Dans un de ses livres,
Gérald Bronner évoque le livre d'
Yves Paccalet et plus généralement ce courant de l'écologie radicale qu'il nomme anthropophobie. Cela m'a intrigué. Quelle est donc cette peur ou cette haine de l'Homme ? Et tout d'abord qui sommes-nous ?
Homo sapiens ?
Plus précisément quelle est la spécificité de l'être humain par rapport aux autres animaux ? L'auteur, "philosophe et écologiste engagé, mais aussi enragé", reconnaît à Sapiens son intelligence mais en fait son péché originel1 en pensant qu'il la met exclusivement au service de ses pulsions : sexe, territoire et hiérarchie. Comme tous les animaux ! Mais il est vrai avec un succès qu'on ne peut que constater et que lui déplore. Quand on est un gauchiste on n'aime pas les puissants. L'humanité est puissante donc je la déteste et espère qu'elle disparaisse ! La logique est radicale mais se tient. A ceci près qu'il ne faut pas généraliser. Certains individus sont "méchant, menteur, voleur, égoïste, aigri, vindicatif et raciste" mais on ne peut pas dire de l'espèce qu'elle soit "envahissante, nuisible, mal embouchée et peu durable".
Le singe nu, le troisième chimpanzé… de nombreux intellectuels ont proposé leur définition de Sapiens. J'aime bien celle de Frans de Waal : le singe bipolaire. Nous sommes capable du meilleur comme du pire. Parler de "primate insignifiant" me paraît stupide. A moins qu'on s'arrête à un énergumène pris isolément. Et ce n'est peut-être pas si grave que ça car il est possible que les vices individuels fassent les vertus de l'espèce. Beaucoup de gens sont "bête et méchant" mais collectivement nous avons inventé la démocratie et aboli la peine de mort. Pas partout c'est vrai mais c'est ça le progrès : un travail de sisyphe mais un travail qui rend heureux et donne de l'espoir, à chaque petite avancée.

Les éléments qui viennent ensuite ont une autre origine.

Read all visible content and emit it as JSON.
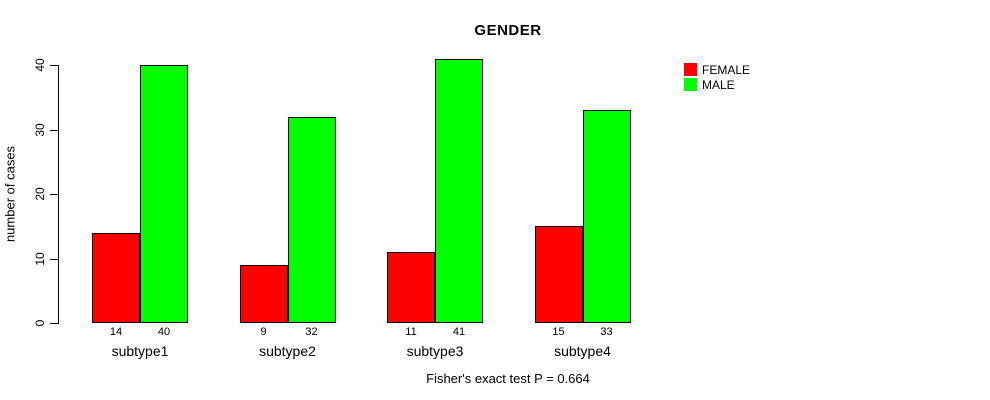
{
  "chart_data": {
    "type": "bar",
    "title": "GENDER",
    "ylabel": "number of cases",
    "xlabel": "",
    "caption": "Fisher's exact test P = 0.664",
    "categories": [
      "subtype1",
      "subtype2",
      "subtype3",
      "subtype4"
    ],
    "series": [
      {
        "name": "FEMALE",
        "color": "#ff0000",
        "values": [
          14,
          9,
          11,
          15
        ]
      },
      {
        "name": "MALE",
        "color": "#00ff00",
        "values": [
          40,
          32,
          41,
          33
        ]
      }
    ],
    "ylim": [
      0,
      40
    ],
    "yticks": [
      0,
      10,
      20,
      30,
      40
    ],
    "show_value_labels": true,
    "grid": false,
    "legend_position": "top-right",
    "background": "#ffffff",
    "bar_border_color": "#000000"
  }
}
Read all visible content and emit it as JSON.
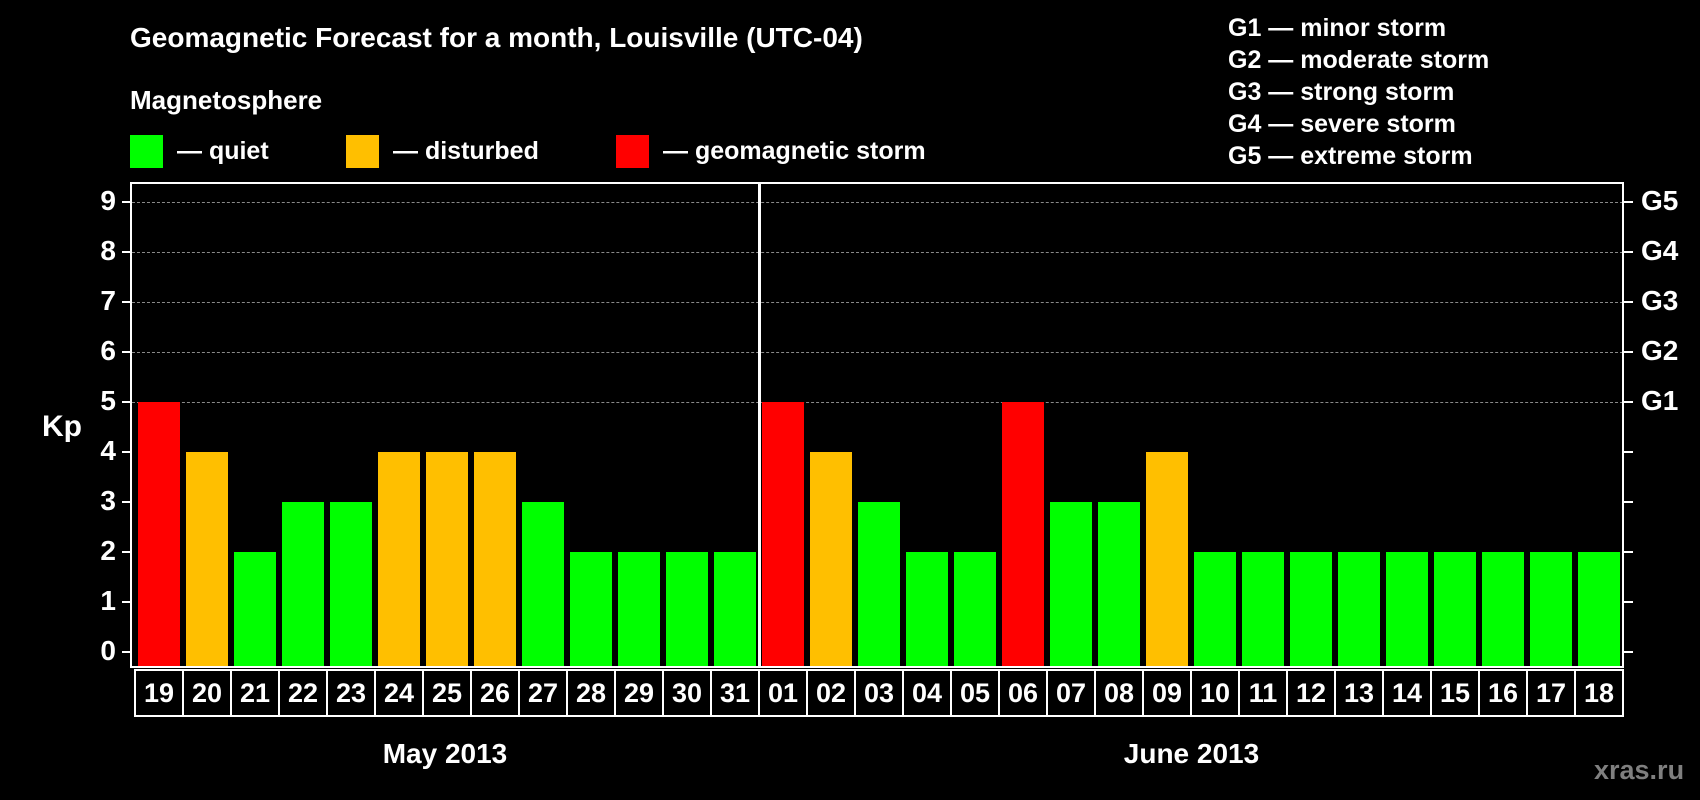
{
  "header": {
    "title": "Geomagnetic Forecast for a month, Louisville (UTC-04)",
    "subtitle": "Magnetosphere"
  },
  "legend": [
    {
      "label": "— quiet",
      "color": "#00ff00"
    },
    {
      "label": "— disturbed",
      "color": "#ffbf00"
    },
    {
      "label": "— geomagnetic storm",
      "color": "#ff0000"
    }
  ],
  "gscale": [
    "G1 — minor storm",
    "G2 — moderate storm",
    "G3 — strong storm",
    "G4 — severe storm",
    "G5 — extreme storm"
  ],
  "axes": {
    "ylabel": "Kp",
    "yticks": [
      "0",
      "1",
      "2",
      "3",
      "4",
      "5",
      "6",
      "7",
      "8",
      "9"
    ],
    "gticks": [
      {
        "kp": 5,
        "label": "G1"
      },
      {
        "kp": 6,
        "label": "G2"
      },
      {
        "kp": 7,
        "label": "G3"
      },
      {
        "kp": 8,
        "label": "G4"
      },
      {
        "kp": 9,
        "label": "G5"
      }
    ],
    "months": [
      "May 2013",
      "June 2013"
    ]
  },
  "watermark": "xras.ru",
  "colors": {
    "quiet": "#00ff00",
    "disturbed": "#ffbf00",
    "storm": "#ff0000"
  },
  "chart_data": {
    "type": "bar",
    "title": "Geomagnetic Forecast for a month, Louisville (UTC-04)",
    "xlabel": "",
    "ylabel": "Kp",
    "ylim": [
      0,
      9
    ],
    "grid": true,
    "legend_position": "top",
    "categories": [
      "19",
      "20",
      "21",
      "22",
      "23",
      "24",
      "25",
      "26",
      "27",
      "28",
      "29",
      "30",
      "31",
      "01",
      "02",
      "03",
      "04",
      "05",
      "06",
      "07",
      "08",
      "09",
      "10",
      "11",
      "12",
      "13",
      "14",
      "15",
      "16",
      "17",
      "18"
    ],
    "months": [
      {
        "label": "May 2013",
        "days": 13
      },
      {
        "label": "June 2013",
        "days": 18
      }
    ],
    "values": [
      5,
      4,
      2,
      3,
      3,
      4,
      4,
      4,
      3,
      2,
      2,
      2,
      2,
      5,
      4,
      3,
      2,
      2,
      5,
      3,
      3,
      4,
      2,
      2,
      2,
      2,
      2,
      2,
      2,
      2,
      2
    ],
    "status": [
      "storm",
      "disturbed",
      "quiet",
      "quiet",
      "quiet",
      "disturbed",
      "disturbed",
      "disturbed",
      "quiet",
      "quiet",
      "quiet",
      "quiet",
      "quiet",
      "storm",
      "disturbed",
      "quiet",
      "quiet",
      "quiet",
      "storm",
      "quiet",
      "quiet",
      "disturbed",
      "quiet",
      "quiet",
      "quiet",
      "quiet",
      "quiet",
      "quiet",
      "quiet",
      "quiet",
      "quiet"
    ],
    "secondary_axis": {
      "G1": 5,
      "G2": 6,
      "G3": 7,
      "G4": 8,
      "G5": 9
    }
  }
}
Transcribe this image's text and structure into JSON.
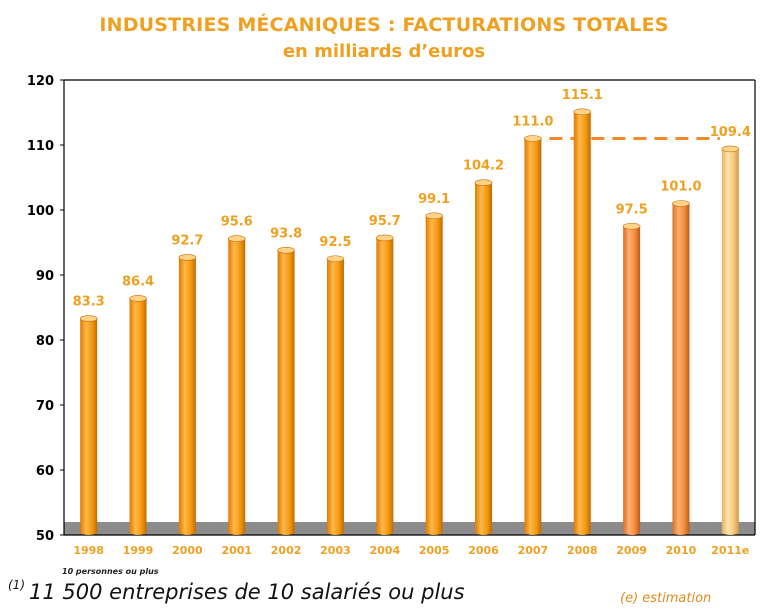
{
  "chart_data": {
    "type": "bar",
    "title": "INDUSTRIES MÉCANIQUES : FACTURATIONS TOTALES",
    "subtitle": "en milliards d’euros",
    "categories": [
      "1998",
      "1999",
      "2000",
      "2001",
      "2002",
      "2003",
      "2004",
      "2005",
      "2006",
      "2007",
      "2008",
      "2009",
      "2010",
      "2011e"
    ],
    "values": [
      83.3,
      86.4,
      92.7,
      95.6,
      93.8,
      92.5,
      95.7,
      99.1,
      104.2,
      111.0,
      115.1,
      97.5,
      101.0,
      109.4
    ],
    "value_labels": [
      "83.3",
      "86.4",
      "92.7",
      "95.6",
      "93.8",
      "92.5",
      "95.7",
      "99.1",
      "104.2",
      "111.0",
      "115.1",
      "97.5",
      "101.0",
      "109.4"
    ],
    "ylim": [
      50,
      120
    ],
    "yticks": [
      50,
      60,
      70,
      80,
      90,
      100,
      110,
      120
    ],
    "grid": false,
    "bar_colors": [
      "#f29a0e",
      "#f29a0e",
      "#f29a0e",
      "#f29a0e",
      "#f29a0e",
      "#f29a0e",
      "#f29a0e",
      "#f29a0e",
      "#f29a0e",
      "#f29a0e",
      "#f29a0e",
      "#f28e3a",
      "#f28e3a",
      "#f7c87a"
    ],
    "label_color": "#f0a020",
    "floor_color": "#8c8c8c",
    "dashed_reference": {
      "from": "2007",
      "to": "2011e",
      "value": 111.0,
      "color": "#f08a2a"
    }
  },
  "notes": {
    "small": "10 personnes ou plus",
    "footnote_marker": "(1)",
    "footnote": "11 500 entreprises de 10 salariés ou plus",
    "estimation": "(e) estimation"
  }
}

Les lendemains qui déchantent
Si
Yves Paccalet est aussi dégouté c'est sans doute qu'il a pris goût à la nature (il a beaucoup baroudé). Étant aux premières loges pour constater sa destruction, malgré le lobbying des écologistes, il a finit par se décourager. Je peux comprendre. Quand on est un babyboomer, un idéaliste soixante-huitard, un esthète, un amoureux de la nature et de la vie, il y a de quoi tomber de haut devant tous les malheurs du monde. C'est vraiment le sentiment général qui émane de ce livre : celui d'une désillusion. Celle du voyageur qui part à la rencontre des peuples premiers et qui les voit devenus des ivrognes, vêtus de "shorts et baskets Adidas". Celle aussi d'un pacifiste qui voit la guerre partout. Celle encore d'un homme de sciences et de lettres qui constate l'abêtissement généralisé.
Le problème de la déception c'est quand on commence à chercher des coupables. Paccalet a trouvé : c'est l'Homme, ce "cancer de la Terre", ce "parasite de la planète". Et c'est là que les clichés pleuvent, que le ton devient profondément pessimiste et que l'humour noir dont il été question n'est en fait que noirceur. L'auteur se fait alors prophète de malheur et alors le pas éthique devient pathétique. L'humanité disparaîtra car "l'homme est le seul animal qui s'autodétruit" ? Je ne crois pas que l'Homme soit ce destructeur débile qui scie la branche sur laquelle il est assis. Nous ne détruisons pas nous transformons. Nous n'allons pas nous autodétruire nous allons nous transformer.
Finalement, la phrase la plus pertinente que j'ai trouvé dans ce court pamphlet, c'est la citation de
Nietzsche : "Partout où j'ai trouvé du vivant, j'ai trouvé de la volonté de puissance ; et même dans la volonté de celui qui obéit, j'ai trouvé la volonté d'être maître." C'est une véritable inversion des pôles que nous avons vécu : nous étions soumis à la nature, nous en sommes devenu maître et possesseur. Mais nous sommes encore au milieu du gué et c'est vrai qu'il y a des dangers. Il faut prendre des précautions mais ne pas ériger cela en principe absolu. Sachons réenchanter le risque comme nous y invite
Gérald Bronner. Toute aventure comporte des dangers, l'aventure humaine ne fait pas exception. Continuons à avancer et à progresser car nous n'avons pas le choix. Moi j'y crois. La pulsion de vie est plus forte que la logique mortifère de l'écologie radicale.
1 "L'homme est méchant parce que c'est un animal pensant."